Three former students (Jiaxin Lui, Zhizhou Wang, Shi Li) worked together on a lovely multi-media article about shark tracking. They did it for Alberto Cairo's Maya class. They used D3, Maya, video, and nice web design. I helped them very little!
Debrief on Teaching This, Take 2.
Did I Help Too Much?
With twice as many students, I had twice as many visitors in my office wanting help making custom, and often very advanced, visualizations. I think I promised that they could do anything with my help; but my help and time were finite resources, and I never remembered that before it was too late! If I were teaching this again, I'd probably be a little more restrictive about the coding I did for them myself. It takes them—and me —longer if I prompt them to solve it themselves with a million hints. This just wasn't practical with the number of people needing help and the weekly deadlines. It's easier for everyone if they just watch me do it while sitting beside me as I talk through it. But I'm not sure that process teaches them enough and it still doesn't scale well. The alternative is for them all to have much less ambitious and interesting portfolio pieces, though. (Sadface.)

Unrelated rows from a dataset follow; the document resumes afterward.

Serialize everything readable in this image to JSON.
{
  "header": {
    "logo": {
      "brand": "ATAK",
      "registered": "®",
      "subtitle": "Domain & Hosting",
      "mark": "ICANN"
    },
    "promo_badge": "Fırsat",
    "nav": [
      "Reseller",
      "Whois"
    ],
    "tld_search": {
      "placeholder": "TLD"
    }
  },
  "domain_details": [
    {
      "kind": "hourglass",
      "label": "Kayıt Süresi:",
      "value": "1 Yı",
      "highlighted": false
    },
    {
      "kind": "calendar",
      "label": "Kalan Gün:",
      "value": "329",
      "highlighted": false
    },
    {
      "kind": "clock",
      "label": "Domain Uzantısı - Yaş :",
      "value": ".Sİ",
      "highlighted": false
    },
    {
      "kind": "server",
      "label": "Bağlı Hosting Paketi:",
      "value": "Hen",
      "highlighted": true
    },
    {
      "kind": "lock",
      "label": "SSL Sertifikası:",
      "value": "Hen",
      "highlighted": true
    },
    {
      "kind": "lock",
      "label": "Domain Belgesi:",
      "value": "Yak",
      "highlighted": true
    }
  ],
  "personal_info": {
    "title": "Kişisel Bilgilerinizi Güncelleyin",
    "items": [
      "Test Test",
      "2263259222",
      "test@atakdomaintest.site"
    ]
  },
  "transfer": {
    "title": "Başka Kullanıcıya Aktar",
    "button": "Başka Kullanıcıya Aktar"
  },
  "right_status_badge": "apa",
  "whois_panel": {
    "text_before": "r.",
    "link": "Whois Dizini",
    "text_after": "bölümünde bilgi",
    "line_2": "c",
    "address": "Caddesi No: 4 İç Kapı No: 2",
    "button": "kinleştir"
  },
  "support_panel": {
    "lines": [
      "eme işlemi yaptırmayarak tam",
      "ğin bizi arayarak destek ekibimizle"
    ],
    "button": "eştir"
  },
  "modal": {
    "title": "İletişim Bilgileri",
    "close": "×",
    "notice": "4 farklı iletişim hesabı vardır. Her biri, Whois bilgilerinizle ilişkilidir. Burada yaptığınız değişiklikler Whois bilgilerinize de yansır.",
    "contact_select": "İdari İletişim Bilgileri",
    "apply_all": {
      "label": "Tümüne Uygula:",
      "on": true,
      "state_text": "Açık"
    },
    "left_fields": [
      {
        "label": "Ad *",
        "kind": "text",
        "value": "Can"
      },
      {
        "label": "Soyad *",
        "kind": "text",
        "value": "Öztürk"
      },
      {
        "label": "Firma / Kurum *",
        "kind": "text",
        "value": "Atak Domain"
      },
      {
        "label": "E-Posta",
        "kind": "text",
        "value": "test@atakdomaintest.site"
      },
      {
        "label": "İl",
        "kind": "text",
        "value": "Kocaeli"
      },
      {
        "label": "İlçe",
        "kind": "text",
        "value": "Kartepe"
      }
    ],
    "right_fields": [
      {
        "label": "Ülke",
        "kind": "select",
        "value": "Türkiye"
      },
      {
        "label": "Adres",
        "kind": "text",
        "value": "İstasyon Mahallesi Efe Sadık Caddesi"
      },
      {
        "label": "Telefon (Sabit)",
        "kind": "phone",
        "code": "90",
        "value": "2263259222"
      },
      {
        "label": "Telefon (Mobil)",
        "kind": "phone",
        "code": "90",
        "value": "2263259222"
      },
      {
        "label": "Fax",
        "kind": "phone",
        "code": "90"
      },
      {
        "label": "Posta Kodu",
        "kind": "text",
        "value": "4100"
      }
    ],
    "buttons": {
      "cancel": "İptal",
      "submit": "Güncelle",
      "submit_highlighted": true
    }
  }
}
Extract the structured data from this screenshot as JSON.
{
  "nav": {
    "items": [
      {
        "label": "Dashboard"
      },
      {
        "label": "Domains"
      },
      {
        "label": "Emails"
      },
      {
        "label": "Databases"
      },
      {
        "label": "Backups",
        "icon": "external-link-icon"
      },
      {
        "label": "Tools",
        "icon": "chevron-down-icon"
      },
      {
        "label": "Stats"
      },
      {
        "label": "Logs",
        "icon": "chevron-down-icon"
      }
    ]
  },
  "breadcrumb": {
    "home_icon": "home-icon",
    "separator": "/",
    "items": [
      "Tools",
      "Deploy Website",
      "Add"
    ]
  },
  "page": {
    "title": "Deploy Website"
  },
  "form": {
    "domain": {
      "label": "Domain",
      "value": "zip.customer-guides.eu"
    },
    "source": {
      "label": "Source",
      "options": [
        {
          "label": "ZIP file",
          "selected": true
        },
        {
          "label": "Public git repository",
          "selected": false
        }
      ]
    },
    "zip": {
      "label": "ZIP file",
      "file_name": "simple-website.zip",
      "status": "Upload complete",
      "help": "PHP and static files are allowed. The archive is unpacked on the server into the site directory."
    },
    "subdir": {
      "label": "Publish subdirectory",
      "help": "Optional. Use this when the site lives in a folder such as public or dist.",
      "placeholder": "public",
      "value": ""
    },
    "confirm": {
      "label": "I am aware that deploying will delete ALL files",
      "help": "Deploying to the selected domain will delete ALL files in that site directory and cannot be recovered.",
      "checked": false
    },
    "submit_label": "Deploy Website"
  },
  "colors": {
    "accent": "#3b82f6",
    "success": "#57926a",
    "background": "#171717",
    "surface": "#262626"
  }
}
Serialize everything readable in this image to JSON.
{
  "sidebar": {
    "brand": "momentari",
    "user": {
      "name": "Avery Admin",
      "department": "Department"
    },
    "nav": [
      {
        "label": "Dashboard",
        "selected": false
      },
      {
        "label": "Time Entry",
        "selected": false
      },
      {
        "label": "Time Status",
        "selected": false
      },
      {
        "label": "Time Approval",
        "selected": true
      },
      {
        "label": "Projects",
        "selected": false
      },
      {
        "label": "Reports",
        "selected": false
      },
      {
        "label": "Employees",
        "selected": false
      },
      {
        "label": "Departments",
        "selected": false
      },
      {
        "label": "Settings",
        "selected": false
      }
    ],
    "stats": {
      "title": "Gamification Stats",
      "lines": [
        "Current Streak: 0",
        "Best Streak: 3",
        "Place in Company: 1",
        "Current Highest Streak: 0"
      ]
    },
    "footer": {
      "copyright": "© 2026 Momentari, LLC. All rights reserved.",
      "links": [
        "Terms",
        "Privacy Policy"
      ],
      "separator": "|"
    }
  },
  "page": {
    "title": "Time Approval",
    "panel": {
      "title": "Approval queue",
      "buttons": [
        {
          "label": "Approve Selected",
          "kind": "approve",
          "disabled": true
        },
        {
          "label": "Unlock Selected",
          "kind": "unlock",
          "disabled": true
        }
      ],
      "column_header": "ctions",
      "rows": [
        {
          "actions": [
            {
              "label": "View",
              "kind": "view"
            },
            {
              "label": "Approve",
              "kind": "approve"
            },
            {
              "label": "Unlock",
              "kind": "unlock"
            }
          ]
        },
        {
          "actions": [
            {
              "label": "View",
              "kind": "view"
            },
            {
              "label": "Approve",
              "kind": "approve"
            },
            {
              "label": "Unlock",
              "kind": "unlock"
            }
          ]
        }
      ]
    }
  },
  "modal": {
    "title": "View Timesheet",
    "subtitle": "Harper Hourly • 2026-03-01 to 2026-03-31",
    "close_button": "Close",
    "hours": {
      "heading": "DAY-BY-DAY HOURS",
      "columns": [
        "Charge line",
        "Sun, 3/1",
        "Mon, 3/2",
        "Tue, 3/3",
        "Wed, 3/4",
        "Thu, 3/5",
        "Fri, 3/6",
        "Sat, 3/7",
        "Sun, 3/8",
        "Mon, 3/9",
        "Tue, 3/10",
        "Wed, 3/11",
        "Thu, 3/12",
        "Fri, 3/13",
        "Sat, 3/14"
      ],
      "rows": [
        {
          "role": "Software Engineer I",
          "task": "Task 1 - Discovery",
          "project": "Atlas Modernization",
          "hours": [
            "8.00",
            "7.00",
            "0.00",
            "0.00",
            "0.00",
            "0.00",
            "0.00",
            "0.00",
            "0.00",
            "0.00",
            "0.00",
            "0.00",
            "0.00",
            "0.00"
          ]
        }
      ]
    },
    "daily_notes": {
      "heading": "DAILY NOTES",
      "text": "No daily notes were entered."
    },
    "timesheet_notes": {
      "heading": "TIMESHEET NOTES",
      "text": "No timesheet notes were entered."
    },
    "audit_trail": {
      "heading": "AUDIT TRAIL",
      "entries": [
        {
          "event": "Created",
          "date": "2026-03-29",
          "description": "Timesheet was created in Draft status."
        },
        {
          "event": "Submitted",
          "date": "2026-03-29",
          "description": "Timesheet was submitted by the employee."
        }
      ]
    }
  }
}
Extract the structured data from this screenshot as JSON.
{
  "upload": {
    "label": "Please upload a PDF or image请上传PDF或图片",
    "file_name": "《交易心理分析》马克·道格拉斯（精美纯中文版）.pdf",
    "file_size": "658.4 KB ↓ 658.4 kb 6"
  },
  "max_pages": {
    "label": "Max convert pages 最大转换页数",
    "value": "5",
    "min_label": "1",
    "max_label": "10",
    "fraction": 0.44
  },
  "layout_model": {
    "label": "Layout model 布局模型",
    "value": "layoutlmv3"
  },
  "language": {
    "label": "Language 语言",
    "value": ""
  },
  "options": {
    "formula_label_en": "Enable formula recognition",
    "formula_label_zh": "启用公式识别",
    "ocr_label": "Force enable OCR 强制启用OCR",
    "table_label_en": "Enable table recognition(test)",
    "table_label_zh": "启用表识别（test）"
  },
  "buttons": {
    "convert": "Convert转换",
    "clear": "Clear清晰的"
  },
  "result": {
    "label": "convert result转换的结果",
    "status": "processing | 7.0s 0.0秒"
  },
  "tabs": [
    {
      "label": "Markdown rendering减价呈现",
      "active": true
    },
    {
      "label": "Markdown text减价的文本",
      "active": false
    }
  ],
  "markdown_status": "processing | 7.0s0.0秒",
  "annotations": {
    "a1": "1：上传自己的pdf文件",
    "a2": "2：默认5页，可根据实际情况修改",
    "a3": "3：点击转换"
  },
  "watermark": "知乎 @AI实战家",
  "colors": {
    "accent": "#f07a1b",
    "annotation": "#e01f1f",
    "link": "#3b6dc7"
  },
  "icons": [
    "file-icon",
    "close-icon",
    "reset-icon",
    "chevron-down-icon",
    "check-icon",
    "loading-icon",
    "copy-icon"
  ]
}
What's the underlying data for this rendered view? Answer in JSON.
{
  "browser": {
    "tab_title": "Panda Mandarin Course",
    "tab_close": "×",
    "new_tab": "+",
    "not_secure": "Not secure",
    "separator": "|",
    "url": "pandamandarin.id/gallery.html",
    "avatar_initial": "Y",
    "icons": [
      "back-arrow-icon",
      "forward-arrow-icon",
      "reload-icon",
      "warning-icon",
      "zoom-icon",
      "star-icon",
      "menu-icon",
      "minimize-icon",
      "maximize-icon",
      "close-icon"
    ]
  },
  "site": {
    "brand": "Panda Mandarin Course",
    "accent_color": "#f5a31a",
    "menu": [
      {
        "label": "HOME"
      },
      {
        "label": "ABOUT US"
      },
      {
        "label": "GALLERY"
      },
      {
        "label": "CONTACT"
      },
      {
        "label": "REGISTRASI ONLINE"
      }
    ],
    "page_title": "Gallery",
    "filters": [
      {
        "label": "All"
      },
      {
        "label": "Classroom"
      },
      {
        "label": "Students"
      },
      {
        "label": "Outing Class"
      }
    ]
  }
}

My former fall semester students who wrestled with their own problems achieved some excellent results on their own, as you can see above. One of them said as she did, "I'm finally starting to like and understand D3 now." So maybe they did learn even while watching me or reading my code fixes?
And Some Never Asked For Help
There were some students I never heard from and only realized were struggling when I saw their weekly homework or prodded them quite explicitly. The amount of help given was not even across the students, certainly. I put this issue down on my "teaching to-learns" list with some ambivalence about how to solve it. Some of the onus is on students to request the help, certainly...
Teaching this class to people without much programming experience is very hard, and doesn't scale to a large group of students. At least not without a lot of experienced TA support which I did not have. Doing it the same way again, I wouldn't be able to handle more than 15 students.
Updated Course Repo
The class materials, in some parts radically updated, are posted here. I especially added a lot to the maps section, including more Leaflet examples, and added some nice small multiples code examples. I'll probably update one more time soon to remove mention of student homeworks.
News: My New Teaching Job
Meanwhile, my next teaching gig is in Lyon, France, at EM-Lyon, where I will be teaching data analysis, data science, and NLP classes. I will be there for at least 2 years. I am looking forward to focusing now on the "front-end" of the analysis stage, teaching Excel, Tableau, SQL, Python, and R. Look for more insights on teaching those in the future!